Это и не удивительно, ведь бравый генерал был последователен и логичен - война будет, больше я вам ничего не скажу. Государь всецело мне доверяет, но если нет - то и наплевать, дайте только ввязаться в драку. Вопрос стоит просто - или мы вместе с Францией сольем славянские реки в единое море, освободим Царьград и, кстати говоря, вернем Эльзас-Лотарингию, или немцы с инородцами и дальше будут пить из нас кровь, а вокруг будет одно сплошное телевидение, то есть Германия.
Но я говорю вам это приватно, как царский генерал французскому журналисту, понимаете? И так далее.
Почитав такое, невольно начинаешь верить, что "великий полководец" не просто так умер на проститутке несколькими месяцами позднее. Однако, не надо конспирологии - русопятый царь Александр III и в самом деле отличал дурака-генерала, полагая полезным иметь под рукой лихого вояку, особенно когда вся Гатчина окружена нигилистами-бомбистами, только и ждущими возможности запустить в венценосную голову чем-то увесистым, желательно пиротехнического характера. Тут уж и немецкому шутцману будешь рад, не то что Скобелеву.
Поэтому "генеральские интервью" в общем и целом остались без последствий, хотя российскому посольству в Берлине и пришлось немало краснеть, объясняя кайзеру почему в миролюбивой России военные черняевского типа могут беспрепятственно высказываться на любые темы, в отличие от милитаристского Второго рейха, где только отставные генералы от инфантерии und кавалерии могли аккуратно повздыхать на военно-исторические темы в специально отведенных для этой цели журналах. И даже сам Гинденбург, тогда еще совсем молодой, но уже майор, отправлял в газету свои юмористические вирши тайком, как анонимус.
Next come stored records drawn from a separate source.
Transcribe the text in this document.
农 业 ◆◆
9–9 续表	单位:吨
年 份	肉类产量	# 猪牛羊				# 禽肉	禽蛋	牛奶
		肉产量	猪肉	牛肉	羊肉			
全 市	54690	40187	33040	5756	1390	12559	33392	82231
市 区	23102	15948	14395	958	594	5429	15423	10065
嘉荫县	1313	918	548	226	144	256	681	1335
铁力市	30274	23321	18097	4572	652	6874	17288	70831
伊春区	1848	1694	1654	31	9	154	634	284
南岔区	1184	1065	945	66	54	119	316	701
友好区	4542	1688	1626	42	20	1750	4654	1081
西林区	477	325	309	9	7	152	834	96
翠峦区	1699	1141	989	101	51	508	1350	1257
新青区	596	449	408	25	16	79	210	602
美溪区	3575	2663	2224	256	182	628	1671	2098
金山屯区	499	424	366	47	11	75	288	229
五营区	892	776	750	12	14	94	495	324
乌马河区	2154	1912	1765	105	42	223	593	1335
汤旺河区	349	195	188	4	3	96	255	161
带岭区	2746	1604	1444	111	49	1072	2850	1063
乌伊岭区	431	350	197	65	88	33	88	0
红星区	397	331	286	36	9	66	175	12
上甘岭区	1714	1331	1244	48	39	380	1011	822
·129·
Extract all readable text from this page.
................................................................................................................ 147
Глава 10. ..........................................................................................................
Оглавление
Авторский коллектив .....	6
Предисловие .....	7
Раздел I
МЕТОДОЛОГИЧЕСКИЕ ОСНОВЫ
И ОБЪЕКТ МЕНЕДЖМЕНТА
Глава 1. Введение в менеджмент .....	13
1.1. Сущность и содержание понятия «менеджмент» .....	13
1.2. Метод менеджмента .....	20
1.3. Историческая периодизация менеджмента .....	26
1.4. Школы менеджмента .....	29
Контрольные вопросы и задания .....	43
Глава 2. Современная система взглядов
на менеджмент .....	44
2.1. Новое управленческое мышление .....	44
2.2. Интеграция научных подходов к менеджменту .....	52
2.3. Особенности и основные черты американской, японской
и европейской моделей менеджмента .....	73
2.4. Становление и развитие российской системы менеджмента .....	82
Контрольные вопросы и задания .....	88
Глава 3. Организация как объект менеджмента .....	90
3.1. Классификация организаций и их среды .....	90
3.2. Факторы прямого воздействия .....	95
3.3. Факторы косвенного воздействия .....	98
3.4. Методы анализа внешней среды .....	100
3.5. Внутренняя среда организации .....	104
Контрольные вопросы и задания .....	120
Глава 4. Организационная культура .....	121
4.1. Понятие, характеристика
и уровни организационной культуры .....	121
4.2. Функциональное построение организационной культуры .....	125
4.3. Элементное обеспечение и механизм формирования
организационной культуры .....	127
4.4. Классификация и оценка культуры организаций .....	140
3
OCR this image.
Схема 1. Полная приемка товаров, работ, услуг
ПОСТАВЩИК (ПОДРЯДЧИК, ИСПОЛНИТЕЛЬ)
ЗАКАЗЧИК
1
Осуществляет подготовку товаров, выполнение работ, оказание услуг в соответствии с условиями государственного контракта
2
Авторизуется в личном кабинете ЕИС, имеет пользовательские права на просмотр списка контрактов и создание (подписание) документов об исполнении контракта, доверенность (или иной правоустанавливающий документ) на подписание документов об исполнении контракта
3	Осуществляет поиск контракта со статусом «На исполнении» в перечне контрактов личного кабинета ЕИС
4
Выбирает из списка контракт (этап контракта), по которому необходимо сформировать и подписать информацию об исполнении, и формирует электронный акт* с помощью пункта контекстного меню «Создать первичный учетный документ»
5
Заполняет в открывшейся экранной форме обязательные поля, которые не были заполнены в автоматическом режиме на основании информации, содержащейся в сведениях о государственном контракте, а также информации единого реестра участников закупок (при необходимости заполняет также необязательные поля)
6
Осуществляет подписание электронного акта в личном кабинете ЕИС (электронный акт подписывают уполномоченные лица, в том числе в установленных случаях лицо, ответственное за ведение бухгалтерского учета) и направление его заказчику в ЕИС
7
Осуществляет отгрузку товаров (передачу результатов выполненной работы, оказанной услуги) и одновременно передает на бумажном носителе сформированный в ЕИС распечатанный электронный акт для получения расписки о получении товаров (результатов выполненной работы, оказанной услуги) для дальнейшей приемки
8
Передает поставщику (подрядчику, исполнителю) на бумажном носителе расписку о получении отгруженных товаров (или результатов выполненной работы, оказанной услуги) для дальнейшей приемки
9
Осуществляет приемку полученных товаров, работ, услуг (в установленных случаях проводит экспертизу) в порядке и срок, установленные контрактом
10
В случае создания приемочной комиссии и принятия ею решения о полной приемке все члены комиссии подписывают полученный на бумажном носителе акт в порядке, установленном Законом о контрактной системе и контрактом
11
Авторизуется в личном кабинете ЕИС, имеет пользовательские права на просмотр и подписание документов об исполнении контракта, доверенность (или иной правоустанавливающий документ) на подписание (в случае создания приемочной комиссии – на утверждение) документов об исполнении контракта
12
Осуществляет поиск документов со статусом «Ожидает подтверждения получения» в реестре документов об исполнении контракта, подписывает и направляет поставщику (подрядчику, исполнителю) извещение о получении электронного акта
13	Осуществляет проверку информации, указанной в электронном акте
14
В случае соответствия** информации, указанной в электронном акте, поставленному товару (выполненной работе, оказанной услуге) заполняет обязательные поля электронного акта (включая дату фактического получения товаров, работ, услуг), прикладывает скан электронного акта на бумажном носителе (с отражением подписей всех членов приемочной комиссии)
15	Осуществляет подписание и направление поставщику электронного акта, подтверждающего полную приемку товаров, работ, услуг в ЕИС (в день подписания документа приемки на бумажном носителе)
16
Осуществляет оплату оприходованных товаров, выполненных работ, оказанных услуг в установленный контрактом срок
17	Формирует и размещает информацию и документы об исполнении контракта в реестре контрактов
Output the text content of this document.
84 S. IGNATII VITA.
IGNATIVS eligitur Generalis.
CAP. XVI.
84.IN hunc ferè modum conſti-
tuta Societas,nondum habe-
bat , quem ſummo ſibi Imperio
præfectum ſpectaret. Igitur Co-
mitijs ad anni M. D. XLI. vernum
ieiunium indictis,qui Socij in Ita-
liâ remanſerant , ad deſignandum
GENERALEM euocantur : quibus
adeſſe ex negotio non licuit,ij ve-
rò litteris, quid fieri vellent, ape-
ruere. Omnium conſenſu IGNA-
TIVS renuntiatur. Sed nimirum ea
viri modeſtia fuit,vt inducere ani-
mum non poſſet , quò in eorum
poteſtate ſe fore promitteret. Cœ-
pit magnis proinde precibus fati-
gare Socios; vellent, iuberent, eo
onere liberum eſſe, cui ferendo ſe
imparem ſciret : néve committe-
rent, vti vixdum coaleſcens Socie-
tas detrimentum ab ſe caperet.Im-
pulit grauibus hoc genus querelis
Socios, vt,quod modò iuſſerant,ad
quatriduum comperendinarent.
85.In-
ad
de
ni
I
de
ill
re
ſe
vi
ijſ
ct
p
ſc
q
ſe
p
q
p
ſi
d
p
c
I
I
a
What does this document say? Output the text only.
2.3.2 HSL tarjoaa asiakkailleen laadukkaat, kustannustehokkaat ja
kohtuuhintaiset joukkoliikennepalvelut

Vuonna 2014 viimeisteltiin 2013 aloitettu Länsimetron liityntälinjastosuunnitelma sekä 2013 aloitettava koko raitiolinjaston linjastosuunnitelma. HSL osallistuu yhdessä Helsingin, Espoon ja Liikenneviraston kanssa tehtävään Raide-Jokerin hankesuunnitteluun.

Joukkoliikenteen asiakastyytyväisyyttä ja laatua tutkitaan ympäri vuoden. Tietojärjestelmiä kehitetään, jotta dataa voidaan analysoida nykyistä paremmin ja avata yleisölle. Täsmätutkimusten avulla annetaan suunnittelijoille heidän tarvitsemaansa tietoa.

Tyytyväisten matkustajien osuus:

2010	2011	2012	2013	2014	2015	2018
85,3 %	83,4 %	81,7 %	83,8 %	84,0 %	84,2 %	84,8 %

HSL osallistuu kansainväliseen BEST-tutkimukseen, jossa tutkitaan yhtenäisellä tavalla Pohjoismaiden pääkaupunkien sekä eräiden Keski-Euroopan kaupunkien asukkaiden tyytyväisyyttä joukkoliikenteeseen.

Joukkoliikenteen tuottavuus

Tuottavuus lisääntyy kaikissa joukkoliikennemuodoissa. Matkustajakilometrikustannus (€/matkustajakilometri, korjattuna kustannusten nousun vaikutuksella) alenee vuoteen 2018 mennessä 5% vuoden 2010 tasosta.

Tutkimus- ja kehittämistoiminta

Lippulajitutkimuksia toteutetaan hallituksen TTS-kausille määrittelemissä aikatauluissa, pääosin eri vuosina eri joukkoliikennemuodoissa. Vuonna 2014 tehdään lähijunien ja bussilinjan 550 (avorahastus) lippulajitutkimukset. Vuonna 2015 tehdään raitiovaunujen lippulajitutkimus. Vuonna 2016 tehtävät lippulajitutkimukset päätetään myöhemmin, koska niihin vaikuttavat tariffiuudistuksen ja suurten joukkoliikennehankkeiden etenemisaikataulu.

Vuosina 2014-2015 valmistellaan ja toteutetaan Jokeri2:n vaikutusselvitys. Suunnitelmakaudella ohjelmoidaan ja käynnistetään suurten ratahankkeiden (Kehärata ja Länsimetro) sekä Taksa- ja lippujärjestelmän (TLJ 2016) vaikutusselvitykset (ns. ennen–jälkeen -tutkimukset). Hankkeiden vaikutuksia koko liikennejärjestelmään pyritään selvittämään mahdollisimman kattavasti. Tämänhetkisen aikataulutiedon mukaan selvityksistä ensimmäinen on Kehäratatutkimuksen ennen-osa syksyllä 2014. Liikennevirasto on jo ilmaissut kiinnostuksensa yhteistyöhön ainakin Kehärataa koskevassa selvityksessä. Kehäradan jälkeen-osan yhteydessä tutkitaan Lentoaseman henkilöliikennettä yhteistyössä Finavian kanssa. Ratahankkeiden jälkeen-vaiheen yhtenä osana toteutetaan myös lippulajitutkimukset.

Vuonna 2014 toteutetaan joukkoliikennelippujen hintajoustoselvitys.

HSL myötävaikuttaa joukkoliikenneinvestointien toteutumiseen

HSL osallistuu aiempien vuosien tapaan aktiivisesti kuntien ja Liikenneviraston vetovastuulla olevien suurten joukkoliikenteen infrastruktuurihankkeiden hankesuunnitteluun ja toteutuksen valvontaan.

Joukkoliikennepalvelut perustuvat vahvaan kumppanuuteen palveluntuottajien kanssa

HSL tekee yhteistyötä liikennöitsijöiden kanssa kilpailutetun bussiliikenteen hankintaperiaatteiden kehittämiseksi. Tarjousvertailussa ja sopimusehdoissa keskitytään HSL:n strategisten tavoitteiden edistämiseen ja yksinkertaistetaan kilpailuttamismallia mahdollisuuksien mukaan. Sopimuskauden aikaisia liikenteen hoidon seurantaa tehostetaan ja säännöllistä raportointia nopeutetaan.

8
Однако, мы отвлеклись - предлагаю вам пройти под кат и ознакомиться как образчиками французского журналистского стиля эпохи, так и со словами самого М.Д. Скобелева, "великого воплотителя".
"La France" 18 февраля -
В Париже только что произошло событие, чреватое последствиями и знаменующее собой как серьезность событий, разыгрывающихся в австро-славянских областях, так и силу вызвавшего их панславистского движения. Завтра оно сделается предметом обсуждения всей европейской печати. Оно будет рассматриваться, как одно из тех темных пятен, которые столь явственны, что дипломатия только даром теряет время, стремясь их затушевать. Генерал Скобелев приехал в Париж несколько дней тому назад.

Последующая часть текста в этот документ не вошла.